Die Renaissance war die Epoche, in der die Macht ihre Lust am Theaterspielen entdeckte: Bei Friedrich Schillers "Maria Stuart", in Leipzig von Karin Henkel inszeniert, geht es im Kampf der Königinnen irgendwie vor allem darum, wer die bessere Staatstheaterdarstellerin ist. Protestantismus gegen Katholizismus: Das ist ja schließlich ein bisschen wie armes Theater im leeren Raum gegen großen opernhaften Klassikerpomp. 

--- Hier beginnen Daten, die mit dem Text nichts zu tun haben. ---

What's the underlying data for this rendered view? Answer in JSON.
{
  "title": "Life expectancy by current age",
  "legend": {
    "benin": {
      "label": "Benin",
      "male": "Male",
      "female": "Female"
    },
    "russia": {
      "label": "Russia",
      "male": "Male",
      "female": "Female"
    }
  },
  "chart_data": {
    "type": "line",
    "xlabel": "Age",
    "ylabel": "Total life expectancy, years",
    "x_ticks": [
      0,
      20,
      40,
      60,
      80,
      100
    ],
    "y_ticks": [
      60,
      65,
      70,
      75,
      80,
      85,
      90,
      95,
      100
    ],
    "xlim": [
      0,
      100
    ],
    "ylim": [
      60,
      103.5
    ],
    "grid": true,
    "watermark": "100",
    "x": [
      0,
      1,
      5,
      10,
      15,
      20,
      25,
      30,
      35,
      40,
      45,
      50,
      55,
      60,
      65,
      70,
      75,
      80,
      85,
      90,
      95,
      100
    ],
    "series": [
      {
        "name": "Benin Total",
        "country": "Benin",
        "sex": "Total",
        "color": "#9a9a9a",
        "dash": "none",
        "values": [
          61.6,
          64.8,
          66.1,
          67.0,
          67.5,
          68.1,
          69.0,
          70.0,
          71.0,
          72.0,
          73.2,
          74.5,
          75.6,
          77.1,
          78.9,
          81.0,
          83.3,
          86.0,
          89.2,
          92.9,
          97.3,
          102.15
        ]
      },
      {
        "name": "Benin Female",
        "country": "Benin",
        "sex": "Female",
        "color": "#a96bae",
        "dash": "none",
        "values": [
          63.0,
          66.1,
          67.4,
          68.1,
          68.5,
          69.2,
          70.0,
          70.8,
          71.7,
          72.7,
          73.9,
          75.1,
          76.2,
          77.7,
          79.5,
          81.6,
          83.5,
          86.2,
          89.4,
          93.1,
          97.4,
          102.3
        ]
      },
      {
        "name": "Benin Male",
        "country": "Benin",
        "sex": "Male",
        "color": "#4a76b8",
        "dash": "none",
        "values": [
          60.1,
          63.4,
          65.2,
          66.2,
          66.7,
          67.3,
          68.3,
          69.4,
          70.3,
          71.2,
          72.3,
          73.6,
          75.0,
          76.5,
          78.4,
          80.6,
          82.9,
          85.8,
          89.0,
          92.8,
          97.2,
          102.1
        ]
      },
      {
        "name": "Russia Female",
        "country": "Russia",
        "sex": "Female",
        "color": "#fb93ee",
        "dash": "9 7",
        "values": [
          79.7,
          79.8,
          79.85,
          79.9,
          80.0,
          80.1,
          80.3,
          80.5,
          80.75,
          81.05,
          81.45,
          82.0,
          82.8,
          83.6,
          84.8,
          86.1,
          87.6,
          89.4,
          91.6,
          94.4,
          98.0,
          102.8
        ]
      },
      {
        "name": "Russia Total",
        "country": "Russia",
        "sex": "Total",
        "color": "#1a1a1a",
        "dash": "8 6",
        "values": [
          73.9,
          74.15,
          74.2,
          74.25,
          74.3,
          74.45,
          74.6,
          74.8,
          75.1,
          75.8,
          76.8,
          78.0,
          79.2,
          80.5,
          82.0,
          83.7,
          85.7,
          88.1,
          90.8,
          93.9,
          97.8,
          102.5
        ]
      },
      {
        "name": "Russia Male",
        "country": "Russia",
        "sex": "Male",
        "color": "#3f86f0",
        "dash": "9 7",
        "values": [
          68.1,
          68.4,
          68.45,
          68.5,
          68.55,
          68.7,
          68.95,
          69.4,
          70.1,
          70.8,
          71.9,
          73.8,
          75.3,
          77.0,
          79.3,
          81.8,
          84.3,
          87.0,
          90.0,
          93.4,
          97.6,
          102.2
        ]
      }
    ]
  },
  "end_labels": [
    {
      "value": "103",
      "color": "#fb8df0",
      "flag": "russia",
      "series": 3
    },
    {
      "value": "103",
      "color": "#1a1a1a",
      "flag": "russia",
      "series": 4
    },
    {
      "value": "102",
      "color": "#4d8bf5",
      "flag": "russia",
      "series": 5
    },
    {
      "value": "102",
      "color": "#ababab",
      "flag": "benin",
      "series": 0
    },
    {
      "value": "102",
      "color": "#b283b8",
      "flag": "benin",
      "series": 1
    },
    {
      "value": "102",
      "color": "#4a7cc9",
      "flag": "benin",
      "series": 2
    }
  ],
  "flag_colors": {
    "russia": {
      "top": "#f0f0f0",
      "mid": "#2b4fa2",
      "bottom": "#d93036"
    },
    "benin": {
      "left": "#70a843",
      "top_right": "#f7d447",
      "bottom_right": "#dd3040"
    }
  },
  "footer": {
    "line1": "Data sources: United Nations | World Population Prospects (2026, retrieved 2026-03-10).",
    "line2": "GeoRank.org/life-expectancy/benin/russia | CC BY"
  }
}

Deshalb weigert sich Elisabeth (Constanze Becker), der Rivalin ins Auge zu schauen, wie eine Diva, die den Anblick der anderen nicht erträgt. Deshalb ist Maria (Liv-Juliane Barine) hinter dem Eisernen Vorhang eingesperrt und so aller Wirkung im großartig erotischen westwoodesken Schottenfummel beraubt (Bühne und Kostüme: Henrike Engel). Deshalb kommt es für sie am schlimmsten, wenn ihr auch noch die Videokamera abgeknipst wird. Und deshalb wirkt der verliebte Verschwörer Mortimer (Stefan Kaminsky) wie ein hochtalentierter Jungdarsteller, der nach Erfolgen in kleinen Rollen am großen Klassiker "Hochverrat" scheitert. 

Zu guter Letzt übt Maria unter der Fuchtel ihres privaten Schauspieltrainers Kennedy (Marco Albrecht) für den Gang zum Schafott wie für einen großen Auftritt auf dem Catwalk.